Our culture of infotainment may be the most dangerous institution we face as a nation. Though it sounds hyperbolic, nothing succeeds at simultaneously distracting us and perpetuating indifference to the problems we face in reality more so than the rampant celebrity worship that oozes in HD from our flat-screens and adorns the checkout lines at our grocery stores. TMZ and People Magazine symbolize our callous penchant towards the dehumanization of anyone who is "not like us."


On one end of the spectrum are celebrities who have been dehumanized through their construction as uber-human models of perfection. They have been reduced to images in movies and magazines upon which we cast our adulation, jealousy, and judgment from the comfort of our own homes. They have been made into "things" for us to consume and discard. On the other end we have the somewhat more unpleasant version of dehumanization. The kind that allows the powers of our country to wantonly destroy over a million Iraqi souls while suffering nothing more than a stale belch of dissent.
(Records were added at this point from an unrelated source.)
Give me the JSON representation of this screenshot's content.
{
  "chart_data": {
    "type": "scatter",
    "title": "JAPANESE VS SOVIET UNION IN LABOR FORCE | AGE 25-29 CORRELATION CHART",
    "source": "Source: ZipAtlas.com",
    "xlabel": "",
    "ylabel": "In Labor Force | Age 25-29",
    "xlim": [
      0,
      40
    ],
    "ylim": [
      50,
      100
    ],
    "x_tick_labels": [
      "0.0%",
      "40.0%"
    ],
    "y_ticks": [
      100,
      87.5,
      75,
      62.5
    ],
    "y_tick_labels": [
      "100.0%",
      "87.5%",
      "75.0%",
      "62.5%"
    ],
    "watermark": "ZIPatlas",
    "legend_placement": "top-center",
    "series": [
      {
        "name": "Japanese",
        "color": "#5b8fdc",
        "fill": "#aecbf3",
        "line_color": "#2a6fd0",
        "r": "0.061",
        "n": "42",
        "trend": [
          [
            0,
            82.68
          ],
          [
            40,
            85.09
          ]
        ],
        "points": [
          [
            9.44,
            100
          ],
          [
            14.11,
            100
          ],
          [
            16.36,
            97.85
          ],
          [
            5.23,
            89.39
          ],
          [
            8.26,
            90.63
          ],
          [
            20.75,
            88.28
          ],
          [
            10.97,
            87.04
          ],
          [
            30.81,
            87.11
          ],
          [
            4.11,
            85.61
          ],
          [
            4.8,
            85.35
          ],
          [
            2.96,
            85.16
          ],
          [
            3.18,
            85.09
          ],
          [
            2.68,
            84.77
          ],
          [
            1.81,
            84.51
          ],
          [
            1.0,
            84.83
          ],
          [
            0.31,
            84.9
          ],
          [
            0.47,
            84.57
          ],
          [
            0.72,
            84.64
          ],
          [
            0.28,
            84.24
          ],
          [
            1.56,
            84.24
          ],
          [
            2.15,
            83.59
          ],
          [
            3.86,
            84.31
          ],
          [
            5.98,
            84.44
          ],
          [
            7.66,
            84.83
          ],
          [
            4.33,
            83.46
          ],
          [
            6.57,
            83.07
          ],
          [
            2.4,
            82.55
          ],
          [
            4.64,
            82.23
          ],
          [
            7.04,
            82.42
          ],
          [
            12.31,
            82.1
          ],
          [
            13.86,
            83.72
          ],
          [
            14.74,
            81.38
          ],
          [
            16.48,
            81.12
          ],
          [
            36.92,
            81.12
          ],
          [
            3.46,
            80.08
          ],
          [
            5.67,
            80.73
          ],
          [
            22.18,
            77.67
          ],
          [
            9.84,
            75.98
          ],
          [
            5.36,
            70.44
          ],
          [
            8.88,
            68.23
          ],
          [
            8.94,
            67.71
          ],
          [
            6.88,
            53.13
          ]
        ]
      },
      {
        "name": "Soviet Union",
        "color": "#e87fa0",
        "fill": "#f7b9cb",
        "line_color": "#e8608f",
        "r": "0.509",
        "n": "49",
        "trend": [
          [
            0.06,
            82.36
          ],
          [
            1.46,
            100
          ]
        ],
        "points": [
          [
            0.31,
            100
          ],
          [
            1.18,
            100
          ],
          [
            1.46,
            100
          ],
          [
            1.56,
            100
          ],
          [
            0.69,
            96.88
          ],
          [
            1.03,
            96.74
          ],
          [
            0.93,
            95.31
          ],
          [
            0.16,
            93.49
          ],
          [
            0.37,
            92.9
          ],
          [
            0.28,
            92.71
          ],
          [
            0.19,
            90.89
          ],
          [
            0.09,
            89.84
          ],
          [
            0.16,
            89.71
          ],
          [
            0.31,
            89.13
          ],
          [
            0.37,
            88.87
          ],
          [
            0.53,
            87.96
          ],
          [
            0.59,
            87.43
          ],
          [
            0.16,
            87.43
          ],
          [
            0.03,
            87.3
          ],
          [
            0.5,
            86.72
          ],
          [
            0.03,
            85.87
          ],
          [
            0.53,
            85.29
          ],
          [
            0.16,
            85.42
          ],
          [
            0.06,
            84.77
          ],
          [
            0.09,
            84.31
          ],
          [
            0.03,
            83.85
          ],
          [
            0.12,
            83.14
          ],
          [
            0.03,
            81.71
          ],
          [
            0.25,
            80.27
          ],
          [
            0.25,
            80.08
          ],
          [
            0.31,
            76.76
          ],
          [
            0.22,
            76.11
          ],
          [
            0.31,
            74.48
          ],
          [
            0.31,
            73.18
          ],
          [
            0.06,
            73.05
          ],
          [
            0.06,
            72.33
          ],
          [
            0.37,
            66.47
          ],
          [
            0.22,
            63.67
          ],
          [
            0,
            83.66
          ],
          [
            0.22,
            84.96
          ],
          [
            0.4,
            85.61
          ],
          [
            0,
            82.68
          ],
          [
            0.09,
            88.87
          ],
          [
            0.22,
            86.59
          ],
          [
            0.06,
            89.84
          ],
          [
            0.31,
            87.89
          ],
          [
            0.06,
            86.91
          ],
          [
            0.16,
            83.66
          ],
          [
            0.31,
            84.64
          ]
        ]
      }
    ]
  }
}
But why should we care, if they are not as human as us? On the News, the same corporate-run jack-offs that brought us the Tiger Woods scandal, we see images of Middle-Eastern men (doesn't matter what country they are from since they are all equally "not like us") yelling jibberish we can't understand, burning American flags and wearing silly clothes. If that is the extent of our national understanding of the Middle East then it is no surprise that Brittany Murphy's death, as tragic as it may be, trumps the deaths of more than one million Iraqis. We may, as a nation, share complicity in each.


In closing, I would once again like to thank Umar Farouk Abdulmutallab for lighting his balls on fire over the city of Detroit. I'm sure the security corporations that manufacture body scanners would also like to thank him but a PR firm probably poo-poo'd the idea of a public display of gratitude. Had Umar not been neutralized and dragged to First Class, where he assuredly did not get a window seat, he could have overlooked a city that once epitomized the ideal of the American worker, a city that now suffers from chronic neglect and abandonment. An industrialized ghost town laying waste to the distorted vision of the American Dream. When Umar's plane touched down on the Wayne County tarmac Tiger Woods' infidelities were likely unfolding on television screens throughout the terminal. And once the press found out about Umar's existence, the stampede of talking heads, sound guys and camera crews inevitably trumpeted past the seemingly endless strips of sports bars and baggage claims, not to unearth the clandestine underpinnings of a terrorist plot or examine the root causes of international terrorism, but to sketch a caricature of a young Nigerian man who set his balls on fire over Detroit.